The 2025 submission is subnational in scope, covering Cuba’s central-eastern region (seven provinces), and uses a 2014–2019 reference period. It reports a proposed net reference level of −19.2 million t CO2 per year, with no adjustment for national circumstances. The included REDD+ activities are enhancement of forest carbon stocks, conservation of forest carbon stocks, and sustainable management of forests.

The submission uses a forest definition of land larger than 0.5 hectares with trees capable of reaching at least 5 metres in height and canopy cover of at least 30%, excluding land used predominantly for agriculture or livestock. It includes above-ground biomass and below-ground biomass and reports CO2 only, while excluding deadwood, litter and soil organic carbon. Activity data were derived using a systematic sampling design interpreted through Collect Earth Online and satellite imagery.

== Marine biodiversity ==
Cuba is renowned for its extensive coral reefs, spanning over 1,000 square miles, and hosting more than one-third of all coral reefs in the Caribbean basin. This makes it home to the region's largest mangrove forest. The Nature Conservancy has been active in Cuba for over 20 years, focusing on improving marine management and implementing ecosystem-based adaptations to climate change. Their work, alongside local government cooperation, aims to preserve Cuba's iconic reefs and rich biodiversity.

==Conservation==
One of the main solutions used by Cuba to regulate the environmental problem was creating an Environmental Educational program. This helped with the environmental problems by educating Cuban people about observing the environment. For example, the community contributed to neighborhood clean-up techniques. The government created new methods to prevent the destruction of the environment, such as organic farming versus using chemicals to treat the lands. Designated areas were built for garbage and industrial waste instead of dumping them into Havana Bay.

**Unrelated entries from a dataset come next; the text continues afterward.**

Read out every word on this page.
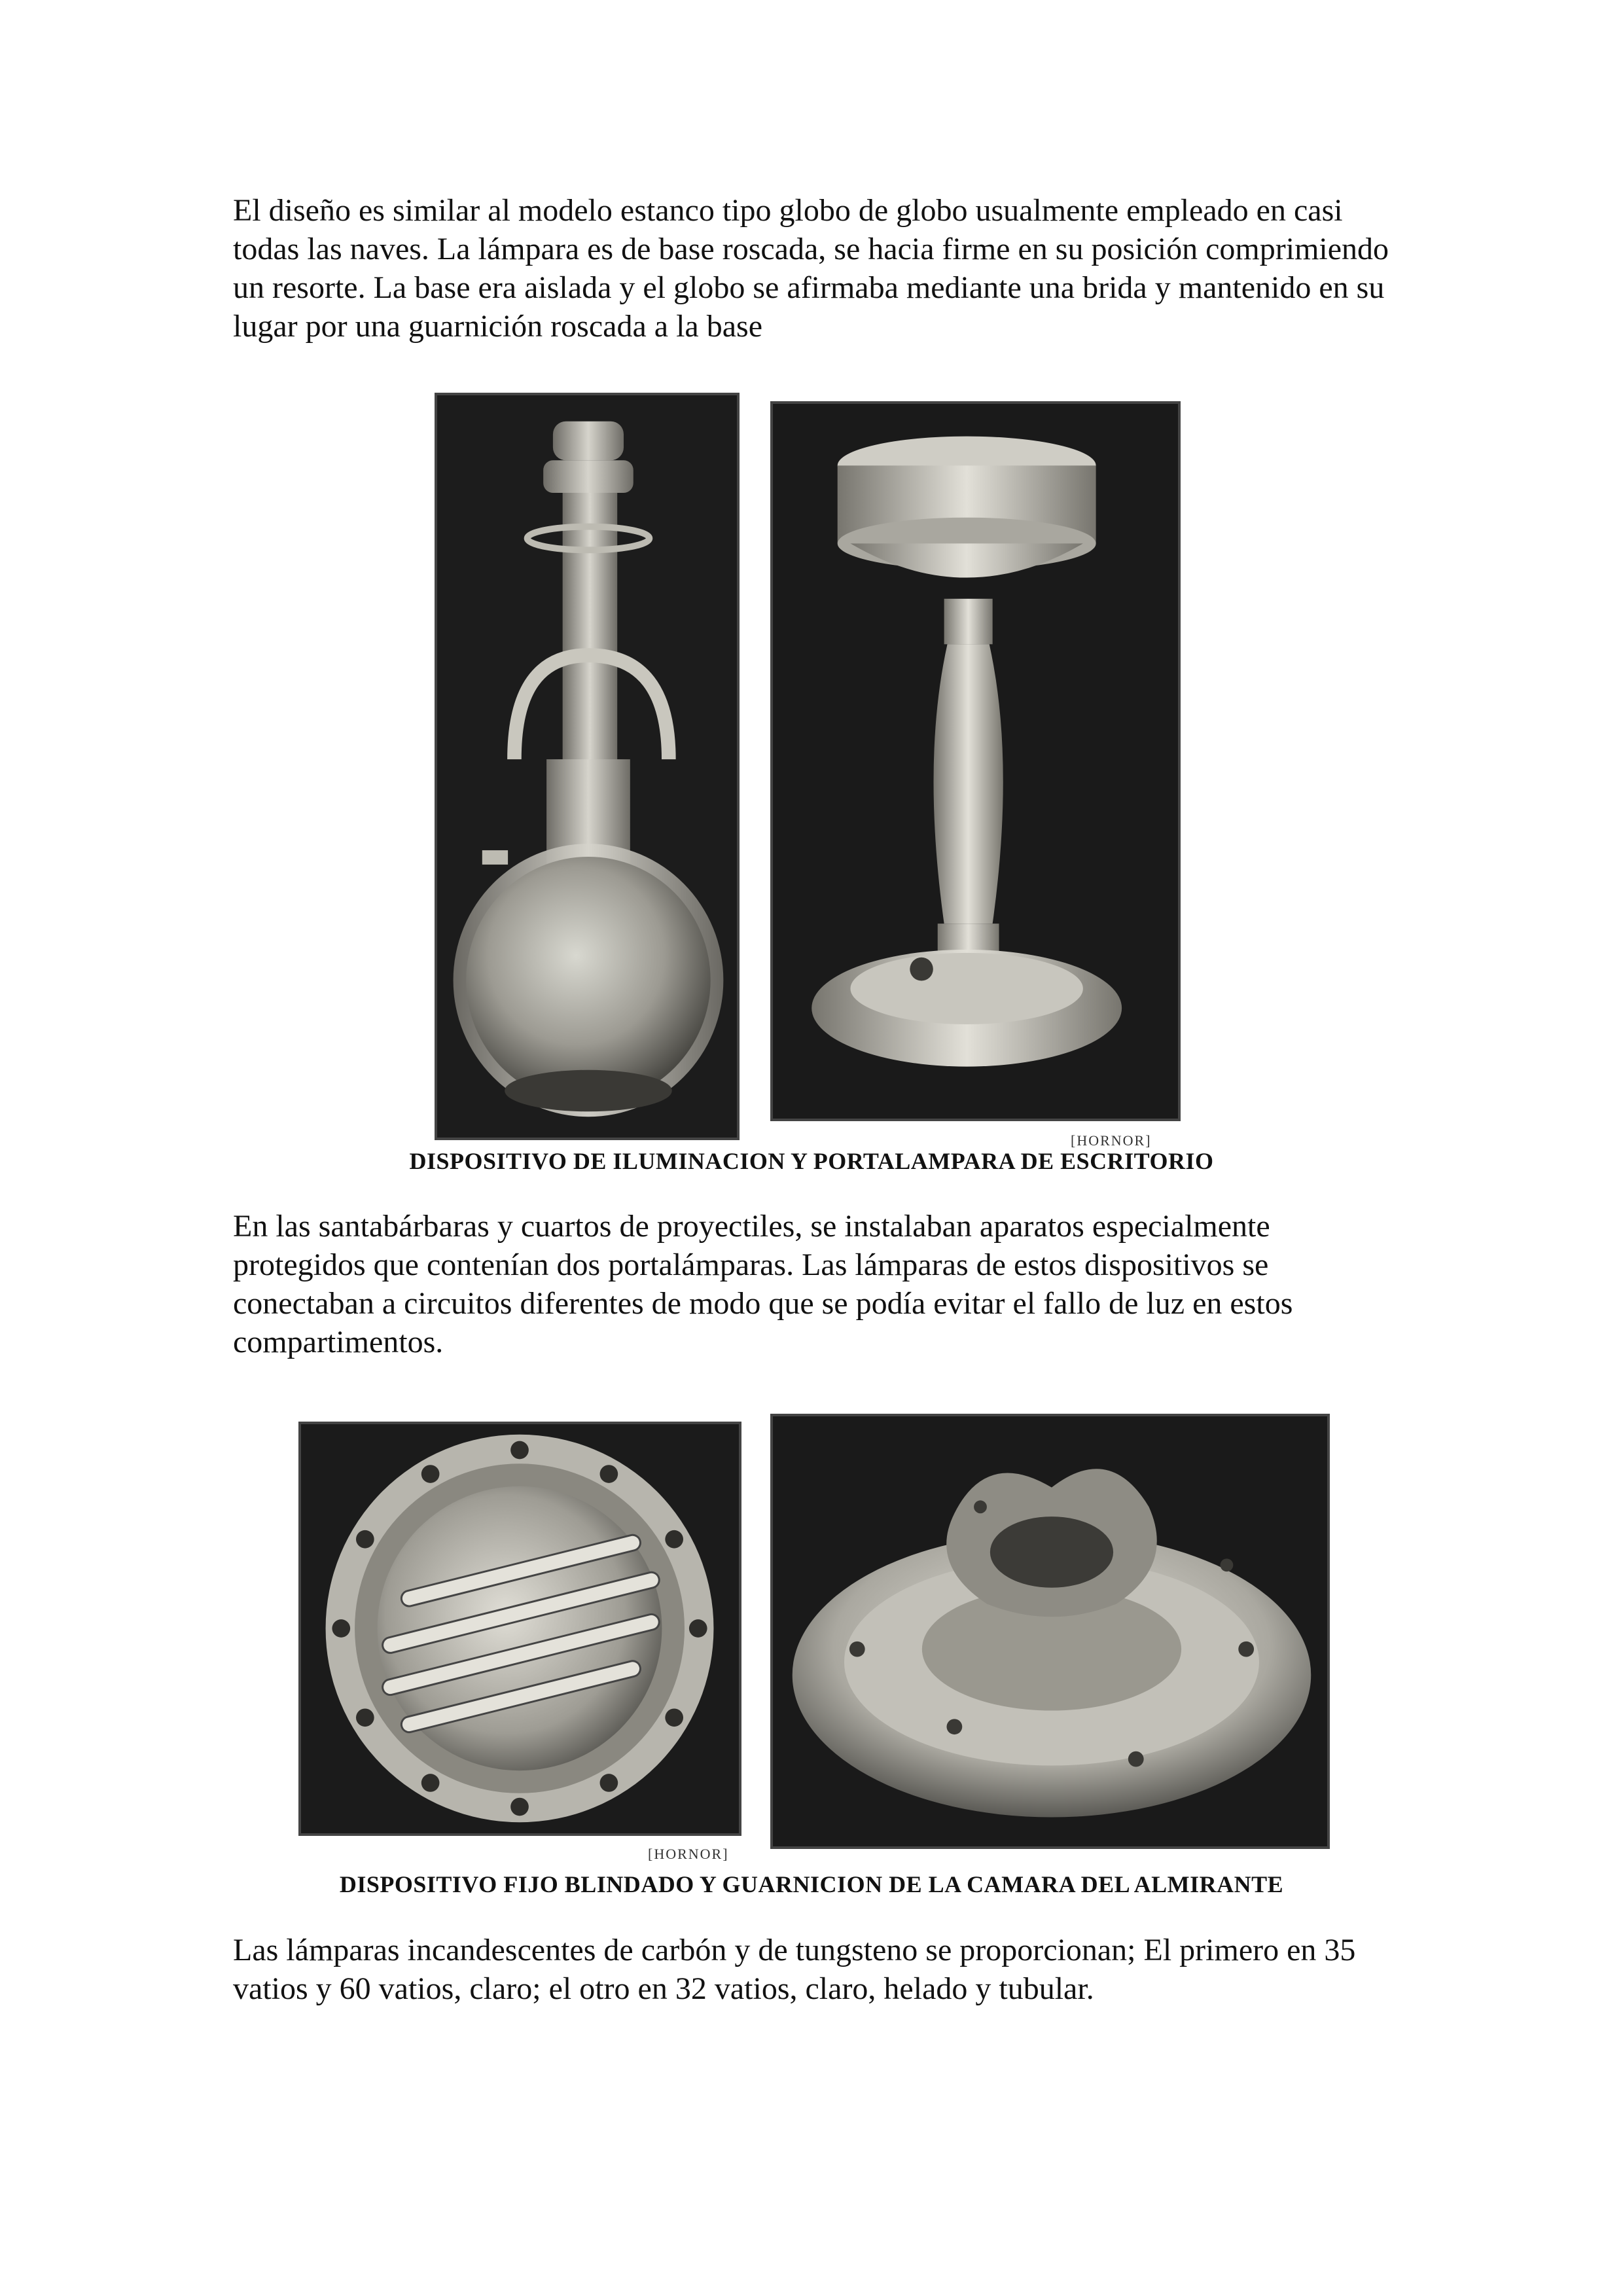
El diseño es similar al modelo estanco tipo globo de globo usualmente empleado en casi todas las naves. La lámpara es de base roscada, se hacia firme en su posición comprimiendo un resorte. La base era aislada y el globo se afirmaba mediante una brida y mantenido en su lugar por una guarnición roscada a la base

[HORNOR]

DISPOSITIVO DE ILUMINACION Y PORTALAMPARA DE ESCRITORIO

En las santabárbaras y cuartos de proyectiles, se instalaban aparatos especialmente protegidos que contenían dos portalámparas. Las lámparas de estos dispositivos se conectaban a circuitos diferentes de modo que se podía evitar el fallo de luz en estos compartimentos.

[HORNOR]

DISPOSITIVO FIJO BLINDADO Y GUARNICION DE LA CAMARA DEL ALMIRANTE

Las lámparas incandescentes de carbón y de tungsteno se proporcionan; El primero en 35 vatios y 60 vatios, claro; el otro en 32 vatios, claro, helado y tubular.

Cuba's approach to addressing environmental challenges includes significant international cooperation. For example, the Sister Sanctuaries Agreement between the U.S. National Oceanic and Atmospheric Administration, the National Park Service, and Cuba's Ministry of Science, Technology, and Environment focuses on stewardship and scientific research in Marine Protected Areas.

Despite challenges in accessing international funds due to political and economic constraints, Cuba has pursued innovative solutions to finance its conservation efforts. Initiatives include the National Fund for Forest Development (FONADEF) and the proposed National Fund for Protected Areas (FONAP), which aim to ensure the financial sustainability of conservation projects. In addition, partnerships with international donors and the exploration of payments for ecosystem services (PES) are part of Cuba's strategy to secure necessary funding for its biodiversity conservation efforts.

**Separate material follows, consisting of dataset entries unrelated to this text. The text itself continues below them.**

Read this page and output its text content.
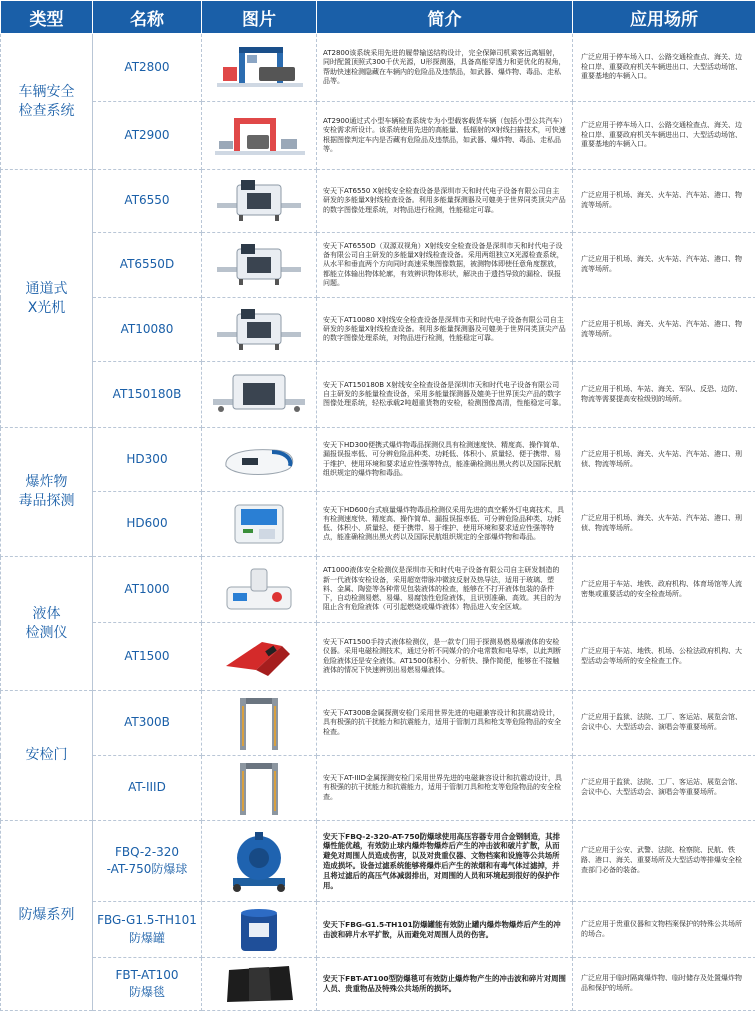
类型	名称	图片	简介	应用场所
车辆安全
检查系统	AT2800		AT2800该系统采用先进的履带输送结构设计，完全保障司机乘客远离辐射，同时配置顶照式300千伏光源，U形探测器，具备高能穿透力和更优化的视角，帮助快速检测隐藏在车辆内的危险品及违禁品，如武器、爆炸物、毒品、走私品等。	广泛应用于停车场入口、公路交通检查点、海关、边检口岸、重要政府机关车辆进出口、大型活动场馆、重要基地的车辆入口。
	AT2900		AT2900通过式小型车辆检查系统专为小型载客载货车辆（包括小型公共汽车）安检需求所设计。该系统使用先进的高能量、低辐射的X射线扫描技术，可快速根据图像判定车内是否藏有危险品及违禁品，如武器、爆炸物、毒品、走私品等。	广泛应用于停车场入口、公路交通检查点、海关、边检口岸、重要政府机关车辆进出口、大型活动场馆、重要基地的车辆入口。
通道式
X光机	AT6550		安天下AT6550 X射线安全检查设备是深圳市天和时代电子设备有限公司自主研发的多能量X射线检查设备。利用多能量探测器及可媲美于世界同类顶尖产品的数字图像处理系统，对物品进行检测，性能稳定可靠。	广泛应用于机场、海关、火车站、汽车站、港口、物流等场所。
	AT6550D		安天下AT6550D（双源双视角）X射线安全检查设备是深圳市天和时代电子设备有限公司自主研发的多能量X射线检查设备。采用两组独立X光源检查系统，从水平和垂直两个方向同时高速采集图像数据，被测物体即使任意角度摆放，都能立体输出物体轮廓，有效辨识物体形状，解决由于遗挡导致的漏检、误报问题。	广泛应用于机场、海关、火车站、汽车站、港口、物流等场所。
	AT10080		安天下AT10080 X射线安全检查设备是深圳市天和时代电子设备有限公司自主研发的多能量X射线检查设备。利用多能量探测器及可媲美于世界同类顶尖产品的数字图像处理系统，对物品进行检测，性能稳定可靠。	广泛应用于机场、海关、火车站、汽车站、港口、物流等场所。
	AT150180B		安天下AT150180B X射线安全检查设备是深圳市天和时代电子设备有限公司自主研发的多能量检查设备，采用多能量探测器及媲美于世界顶尖产品的数字图像处理系统，轻松承载2吨超重货物的安检，检测图像高清，性能稳定可靠。	广泛应用于机场、车站、海关、军队、反恐、边防、物流等需要提高安检级别的场所。
爆炸物
毒品探测	HD300		安天下HD300便携式爆炸物毒品探测仪具有检测速度快、精度高、操作简单、漏报误报率低、可分辨危险品种类、功耗低、体积小、质量轻、便于携带、易于维护、使用环境和要求适应性强等特点，能准确检测出黑火药以及国际民航组织规定的爆炸物和毒品。	广泛应用于机场、海关、火车站、汽车站、港口、刑侦、物流等场所。
	HD600		安天下HD600台式痕量爆炸物毒品检测仪采用先进的真空紫外灯电离技术，具有检测速度快、精度高、操作简单、漏报误报率低、可分辨危险品种类、功耗低、体积小、质量轻、便于携带、易于维护、使用环境和要求适应性强等特点，能准确检测出黑火药以及国际民航组织规定的全部爆炸物和毒品。	广泛应用于机场、海关、火车站、汽车站、港口、刑侦、物流等场所。
液体
检测仪	AT1000		AT1000液体安全检测仪是深圳市天和时代电子设备有限公司自主研发制造的新一代液体安检设备，采用超宽带脉冲微波反射及热导法，适用于玻璃、塑料、金属、陶瓷等各种常见包装液体的检查，能够在不打开液体包装的条件下，自动检测易燃、易爆、易腐蚀性危险液体，且识别准确、高效。其目的为阻止含有危险液体（可引起燃烧或爆炸液体）物品进入安全区域。	广泛应用于车站、地铁、政府机构、体育场馆等人流密集或重要活动的安全检查场所。
	AT1500		安天下AT1500手持式液体检测仪，是一款专门用于探测易燃易爆液体的安检仪器。采用电磁检测技术，通过分析不同媒介的介电常数和电导率，以此判断危险液体还是安全液体。AT1500体积小、分析快、操作简便，能够在不接触液体的情况下快速辨别出易燃易爆液体。	广泛应用于车站、地铁、机场、公检法政府机构、大型活动会等场所的安全检查工作。
安检门	AT300B		安天下AT300B金属探测安检门采用世界先进的电磁兼容设计和抗震动设计，具有极强的抗干扰能力和抗震能力，适用于管制刀具和枪支等危险物品的安全检查。	广泛应用于监狱、法院、工厂、客运站、展览会馆、会议中心、大型活动会、演唱会等重要场所。
	AT-IIID		安天下AT-IIID金属探测安检门采用世界先进的电磁兼容设计和抗震动设计，具有极强的抗干扰能力和抗震能力，适用于管制刀具和枪支等危险物品的安全检查。	广泛应用于监狱、法院、工厂、客运站、展览会馆、会议中心、大型活动会、演唱会等重要场所。
防爆系列	FBQ-2-320
-AT-750防爆球		安天下FBQ-2-320-AT-750防爆球使用高压容器专用合金钢制造，其排爆性能优越，有效防止球内爆炸物爆炸后产生的冲击波和破片扩散，从而避免对周围人员造成伤害，以及对贵重仪器、文物档案和设施等公共场所造成损坏。设备过滤系统能够将爆炸后产生的浓烟和有毒气体过滤掉，并且将过滤后的高压气体减弱排出，对周围的人员和环境起到很好的保护作用。	广泛应用于公安、武警、法院、检察院、民航、铁路、港口、海关、重要场所及大型活动等排爆安全检查部门必备的装备。
	FBG-G1.5-TH101
防爆罐		安天下FBG-G1.5-TH101防爆罐能有效防止罐内爆炸物爆炸后产生的冲击波和碎片水平扩散，从而避免对周围人员的伤害。	广泛应用于贵重仪器和文物档案保护的特殊公共场所的场合。
	FBT-AT100
防爆毯		安天下FBT-AT100型防爆毯可有效防止爆炸物产生的冲击波和碎片对周围人员、贵重物品及特殊公共场所的损坏。	广泛应用于临时隔离爆炸物、临时储存及处置爆炸物品和保护的场所。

In 1994, CubaSolar was established during this energy crisis to bring together engineers, scientists, and planners to develop alternative energy capacity. It seeks to promote solar energy, biogas, hydropower, and solar thermal energy. CubaSolar has participated in projects to mitigate desertification. It has built greenhouses for research on seed cultivation.